# 65gl high set up;step by step pics



## jimmie (Oct 23, 2002)

hello what up peeps I have my 65gl setting up,I started from doing the stand ;now I'm working on the canopy;check it out.


----------



## jimmie (Oct 23, 2002)




----------



## jimmie (Oct 23, 2002)

:thumb:


----------



## jimmie (Oct 23, 2002)

:dancing: so now it's 10.00am I went got the molding I needed so I'll gve you guys a updated post later on..peace


----------



## F8LBITEva (Nov 9, 2007)

That stand is really nice, did you make it?

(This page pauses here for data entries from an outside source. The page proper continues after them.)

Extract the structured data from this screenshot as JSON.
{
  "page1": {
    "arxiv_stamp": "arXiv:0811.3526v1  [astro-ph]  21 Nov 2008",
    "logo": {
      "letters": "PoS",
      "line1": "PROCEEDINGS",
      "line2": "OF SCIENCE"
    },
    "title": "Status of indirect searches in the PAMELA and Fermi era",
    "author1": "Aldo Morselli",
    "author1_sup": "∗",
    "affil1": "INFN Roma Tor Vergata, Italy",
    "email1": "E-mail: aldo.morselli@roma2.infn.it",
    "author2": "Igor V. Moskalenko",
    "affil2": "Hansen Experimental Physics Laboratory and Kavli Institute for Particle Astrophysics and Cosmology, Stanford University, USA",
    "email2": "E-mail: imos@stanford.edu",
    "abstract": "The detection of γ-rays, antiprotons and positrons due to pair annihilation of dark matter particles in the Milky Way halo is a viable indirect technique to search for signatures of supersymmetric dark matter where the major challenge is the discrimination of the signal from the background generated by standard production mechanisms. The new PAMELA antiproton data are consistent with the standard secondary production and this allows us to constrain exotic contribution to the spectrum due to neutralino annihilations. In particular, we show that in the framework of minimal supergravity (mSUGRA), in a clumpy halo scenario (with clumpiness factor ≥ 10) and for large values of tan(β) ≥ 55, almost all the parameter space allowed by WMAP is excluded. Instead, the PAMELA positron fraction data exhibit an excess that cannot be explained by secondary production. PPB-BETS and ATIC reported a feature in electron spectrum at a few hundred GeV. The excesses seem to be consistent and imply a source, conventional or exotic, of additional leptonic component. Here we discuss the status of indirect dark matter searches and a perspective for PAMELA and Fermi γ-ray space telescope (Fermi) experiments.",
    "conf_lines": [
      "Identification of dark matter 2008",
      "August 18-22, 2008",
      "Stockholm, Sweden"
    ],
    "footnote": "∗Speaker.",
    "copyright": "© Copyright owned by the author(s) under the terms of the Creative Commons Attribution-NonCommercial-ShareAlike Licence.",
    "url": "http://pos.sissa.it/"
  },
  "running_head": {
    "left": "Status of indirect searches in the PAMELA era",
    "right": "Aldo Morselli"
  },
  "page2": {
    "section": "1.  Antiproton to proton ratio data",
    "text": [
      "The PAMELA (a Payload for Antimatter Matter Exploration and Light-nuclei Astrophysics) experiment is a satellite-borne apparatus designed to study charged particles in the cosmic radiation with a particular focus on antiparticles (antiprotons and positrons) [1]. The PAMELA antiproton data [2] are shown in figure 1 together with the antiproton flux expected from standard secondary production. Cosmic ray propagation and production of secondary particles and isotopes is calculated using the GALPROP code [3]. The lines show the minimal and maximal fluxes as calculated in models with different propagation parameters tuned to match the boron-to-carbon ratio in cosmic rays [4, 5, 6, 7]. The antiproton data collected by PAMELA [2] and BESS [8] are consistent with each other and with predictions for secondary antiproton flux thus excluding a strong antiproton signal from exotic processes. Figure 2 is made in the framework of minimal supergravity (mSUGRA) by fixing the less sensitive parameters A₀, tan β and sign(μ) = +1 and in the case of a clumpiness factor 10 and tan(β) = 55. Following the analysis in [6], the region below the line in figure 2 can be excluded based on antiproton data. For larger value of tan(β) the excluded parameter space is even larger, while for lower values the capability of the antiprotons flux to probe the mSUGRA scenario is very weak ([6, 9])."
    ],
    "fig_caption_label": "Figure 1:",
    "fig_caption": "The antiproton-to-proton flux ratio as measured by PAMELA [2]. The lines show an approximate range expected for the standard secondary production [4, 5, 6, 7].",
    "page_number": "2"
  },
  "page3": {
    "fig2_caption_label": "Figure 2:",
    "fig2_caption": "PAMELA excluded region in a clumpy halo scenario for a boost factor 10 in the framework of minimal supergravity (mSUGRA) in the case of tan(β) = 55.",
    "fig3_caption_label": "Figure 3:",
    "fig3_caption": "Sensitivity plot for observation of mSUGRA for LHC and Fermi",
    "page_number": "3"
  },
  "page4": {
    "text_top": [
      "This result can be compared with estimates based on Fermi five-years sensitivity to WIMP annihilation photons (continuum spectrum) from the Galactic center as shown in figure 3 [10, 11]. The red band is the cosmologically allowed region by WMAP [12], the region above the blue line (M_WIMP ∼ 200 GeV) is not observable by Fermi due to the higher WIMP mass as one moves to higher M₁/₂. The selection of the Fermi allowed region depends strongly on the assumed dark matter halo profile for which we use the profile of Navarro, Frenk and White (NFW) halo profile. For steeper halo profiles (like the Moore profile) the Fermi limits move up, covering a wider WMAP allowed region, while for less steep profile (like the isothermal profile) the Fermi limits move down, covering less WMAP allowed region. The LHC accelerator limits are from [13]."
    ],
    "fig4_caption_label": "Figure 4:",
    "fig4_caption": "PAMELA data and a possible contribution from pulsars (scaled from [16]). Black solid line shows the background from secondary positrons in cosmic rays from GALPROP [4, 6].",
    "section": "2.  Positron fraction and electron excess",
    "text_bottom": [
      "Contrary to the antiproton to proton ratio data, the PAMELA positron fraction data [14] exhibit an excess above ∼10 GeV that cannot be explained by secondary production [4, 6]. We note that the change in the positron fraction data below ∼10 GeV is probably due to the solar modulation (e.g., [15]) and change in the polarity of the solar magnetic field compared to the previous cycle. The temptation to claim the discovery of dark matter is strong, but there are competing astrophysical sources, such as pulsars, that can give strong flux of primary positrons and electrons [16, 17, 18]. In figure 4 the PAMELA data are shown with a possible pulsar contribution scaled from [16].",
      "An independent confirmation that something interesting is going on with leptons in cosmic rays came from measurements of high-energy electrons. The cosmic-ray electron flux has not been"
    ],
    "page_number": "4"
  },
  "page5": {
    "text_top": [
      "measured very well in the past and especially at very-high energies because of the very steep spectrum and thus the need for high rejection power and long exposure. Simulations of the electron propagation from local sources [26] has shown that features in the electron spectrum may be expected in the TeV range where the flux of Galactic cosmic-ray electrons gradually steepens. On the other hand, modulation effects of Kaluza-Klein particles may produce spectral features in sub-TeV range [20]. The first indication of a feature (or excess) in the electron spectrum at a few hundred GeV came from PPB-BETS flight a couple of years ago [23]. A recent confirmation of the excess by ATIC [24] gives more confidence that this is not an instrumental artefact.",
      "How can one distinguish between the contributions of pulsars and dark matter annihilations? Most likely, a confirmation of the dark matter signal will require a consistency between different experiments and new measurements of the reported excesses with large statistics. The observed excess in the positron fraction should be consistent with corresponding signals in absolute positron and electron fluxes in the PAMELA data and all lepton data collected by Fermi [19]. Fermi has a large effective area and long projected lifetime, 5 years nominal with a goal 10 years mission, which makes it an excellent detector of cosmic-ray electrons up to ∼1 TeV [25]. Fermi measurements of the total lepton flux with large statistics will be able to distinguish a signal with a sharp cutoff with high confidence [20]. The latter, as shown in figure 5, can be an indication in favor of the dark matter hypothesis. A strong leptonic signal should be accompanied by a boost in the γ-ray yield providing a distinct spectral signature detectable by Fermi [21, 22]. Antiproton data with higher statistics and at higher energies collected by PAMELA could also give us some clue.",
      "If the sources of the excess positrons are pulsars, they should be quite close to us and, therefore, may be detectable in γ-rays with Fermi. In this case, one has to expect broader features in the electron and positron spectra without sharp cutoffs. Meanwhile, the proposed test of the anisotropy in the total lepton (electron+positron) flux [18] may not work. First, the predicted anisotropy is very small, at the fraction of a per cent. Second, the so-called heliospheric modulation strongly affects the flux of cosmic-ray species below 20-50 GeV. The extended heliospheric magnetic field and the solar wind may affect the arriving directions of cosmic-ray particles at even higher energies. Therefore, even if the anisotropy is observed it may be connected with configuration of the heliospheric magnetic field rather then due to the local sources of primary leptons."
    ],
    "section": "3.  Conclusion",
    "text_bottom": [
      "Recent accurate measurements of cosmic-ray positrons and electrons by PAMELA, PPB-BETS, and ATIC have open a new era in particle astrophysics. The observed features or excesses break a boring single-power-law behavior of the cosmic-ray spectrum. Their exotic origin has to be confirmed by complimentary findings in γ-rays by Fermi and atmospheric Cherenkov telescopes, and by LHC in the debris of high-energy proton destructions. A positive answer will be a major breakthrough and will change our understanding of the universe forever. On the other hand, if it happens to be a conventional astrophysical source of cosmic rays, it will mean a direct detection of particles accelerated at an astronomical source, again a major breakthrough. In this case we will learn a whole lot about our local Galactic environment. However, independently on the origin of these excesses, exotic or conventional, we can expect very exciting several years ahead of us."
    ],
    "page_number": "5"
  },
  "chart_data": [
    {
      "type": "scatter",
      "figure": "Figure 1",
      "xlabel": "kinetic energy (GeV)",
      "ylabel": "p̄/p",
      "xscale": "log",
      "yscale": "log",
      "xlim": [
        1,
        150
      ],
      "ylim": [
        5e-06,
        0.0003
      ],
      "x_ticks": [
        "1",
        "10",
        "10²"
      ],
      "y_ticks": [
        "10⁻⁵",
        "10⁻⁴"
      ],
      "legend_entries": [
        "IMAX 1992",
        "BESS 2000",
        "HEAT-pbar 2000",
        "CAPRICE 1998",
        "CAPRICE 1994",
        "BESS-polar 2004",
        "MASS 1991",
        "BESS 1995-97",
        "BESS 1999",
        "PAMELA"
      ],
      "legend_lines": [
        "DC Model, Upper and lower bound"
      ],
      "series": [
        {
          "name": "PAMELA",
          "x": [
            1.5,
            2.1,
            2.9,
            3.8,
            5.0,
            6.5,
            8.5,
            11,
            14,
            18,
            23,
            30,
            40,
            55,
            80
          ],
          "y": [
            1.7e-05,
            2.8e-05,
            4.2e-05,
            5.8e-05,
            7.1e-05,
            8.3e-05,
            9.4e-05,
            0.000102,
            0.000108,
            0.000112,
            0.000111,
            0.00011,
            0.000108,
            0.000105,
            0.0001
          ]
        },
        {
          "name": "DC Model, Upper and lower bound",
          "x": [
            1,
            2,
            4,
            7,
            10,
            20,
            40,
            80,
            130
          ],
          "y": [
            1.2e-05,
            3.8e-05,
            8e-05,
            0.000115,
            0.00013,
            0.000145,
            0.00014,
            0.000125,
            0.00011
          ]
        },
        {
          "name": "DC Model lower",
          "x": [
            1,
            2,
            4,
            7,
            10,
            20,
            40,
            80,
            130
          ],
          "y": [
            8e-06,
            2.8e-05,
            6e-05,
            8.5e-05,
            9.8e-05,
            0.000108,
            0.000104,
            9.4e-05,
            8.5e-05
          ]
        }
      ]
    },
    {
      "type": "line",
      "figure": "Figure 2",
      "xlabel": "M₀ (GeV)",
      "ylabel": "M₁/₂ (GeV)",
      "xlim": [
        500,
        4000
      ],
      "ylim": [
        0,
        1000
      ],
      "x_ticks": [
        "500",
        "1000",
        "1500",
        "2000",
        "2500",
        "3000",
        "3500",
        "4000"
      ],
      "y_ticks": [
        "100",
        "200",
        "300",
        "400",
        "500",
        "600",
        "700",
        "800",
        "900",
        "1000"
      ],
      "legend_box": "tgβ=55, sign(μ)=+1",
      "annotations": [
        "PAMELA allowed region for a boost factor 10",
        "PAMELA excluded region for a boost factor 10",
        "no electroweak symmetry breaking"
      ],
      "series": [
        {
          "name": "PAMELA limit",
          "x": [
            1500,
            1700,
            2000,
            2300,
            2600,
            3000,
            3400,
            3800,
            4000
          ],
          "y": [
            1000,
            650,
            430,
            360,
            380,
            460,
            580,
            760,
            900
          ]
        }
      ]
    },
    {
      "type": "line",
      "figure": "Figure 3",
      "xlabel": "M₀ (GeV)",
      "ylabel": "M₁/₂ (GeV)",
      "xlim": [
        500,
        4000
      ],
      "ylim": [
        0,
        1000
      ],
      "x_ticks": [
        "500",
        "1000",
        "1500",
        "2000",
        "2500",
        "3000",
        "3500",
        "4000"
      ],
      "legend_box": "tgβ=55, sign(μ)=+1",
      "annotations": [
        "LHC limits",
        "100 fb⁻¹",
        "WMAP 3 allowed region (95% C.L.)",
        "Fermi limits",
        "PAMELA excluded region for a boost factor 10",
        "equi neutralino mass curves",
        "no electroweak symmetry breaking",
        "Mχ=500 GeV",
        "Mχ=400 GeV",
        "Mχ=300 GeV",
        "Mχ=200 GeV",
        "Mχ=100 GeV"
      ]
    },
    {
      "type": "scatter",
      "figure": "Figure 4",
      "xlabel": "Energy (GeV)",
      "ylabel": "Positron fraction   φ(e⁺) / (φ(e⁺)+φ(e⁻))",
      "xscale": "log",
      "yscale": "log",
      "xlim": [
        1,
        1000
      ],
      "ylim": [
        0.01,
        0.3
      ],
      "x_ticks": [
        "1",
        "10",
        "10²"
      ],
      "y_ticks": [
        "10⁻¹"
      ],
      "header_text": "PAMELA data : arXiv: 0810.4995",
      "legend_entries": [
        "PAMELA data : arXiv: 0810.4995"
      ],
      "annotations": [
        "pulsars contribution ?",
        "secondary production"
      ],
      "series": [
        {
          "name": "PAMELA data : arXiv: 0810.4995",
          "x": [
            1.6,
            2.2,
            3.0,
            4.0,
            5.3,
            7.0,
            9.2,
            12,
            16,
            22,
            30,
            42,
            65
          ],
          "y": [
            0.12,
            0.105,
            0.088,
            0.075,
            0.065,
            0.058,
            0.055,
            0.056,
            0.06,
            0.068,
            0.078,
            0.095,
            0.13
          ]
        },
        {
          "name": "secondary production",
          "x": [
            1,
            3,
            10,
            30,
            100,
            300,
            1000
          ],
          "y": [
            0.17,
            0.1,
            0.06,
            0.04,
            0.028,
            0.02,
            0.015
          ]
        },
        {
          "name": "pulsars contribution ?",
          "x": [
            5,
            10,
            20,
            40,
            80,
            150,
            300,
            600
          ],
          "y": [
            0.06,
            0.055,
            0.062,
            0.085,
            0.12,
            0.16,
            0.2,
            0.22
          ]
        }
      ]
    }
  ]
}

Whats going in the tank?


----------



## jimmie (Oct 23, 2002)

updated pic,it's about 4:42pm now just finishing up the trim and molding  ..mite paint later or wait tell tomorrow morning.but I just mite clean the sand today and put it in the tank and install the filter,add water and let it roll but..I got to paint the background first,so by the tomorrow I'll have something done. :thumb:


----------



## mmd (Aug 26, 2007)

looking great


----------



## jimmie (Oct 23, 2002)

thanks...I started painting tonight,it's about 10:30pm now going to put another coat of paint on there.so the rest of the stuff going to be done tomorrow get up early going to hustle and set it up. :fish:


----------



## jimmie (Oct 23, 2002)

set up and ready ;finally set up.add water in it and also took some water out of my big tank and add to it , just about 10gls of it. :dancing: :thumb:  peace now it's relax time.. opcorn:


----------



## Oscar Madison (Mar 24, 2008)

Nice job!.....looks like you're off to a good start.


----------



## jimmie (Oct 23, 2002)

Oscar Madison said:


> Nice job!.....looks like you're off to a good start.


plan ahead been in the hobby for awhlie..take a look at my 225gl


----------



## jimmie (Oct 23, 2002)

225 gl


----------



## JWerner2 (Jul 7, 2008)

I like it and all but it looks upside down. I would add the same trim thats on the top of the canopy to the bottom of the stand.

It is definitely grade *A* craftsmanship but the canopy looks way bigger then the stand does.


----------



## jimmie (Oct 23, 2002)

good idea
Thanks :thumb:


----------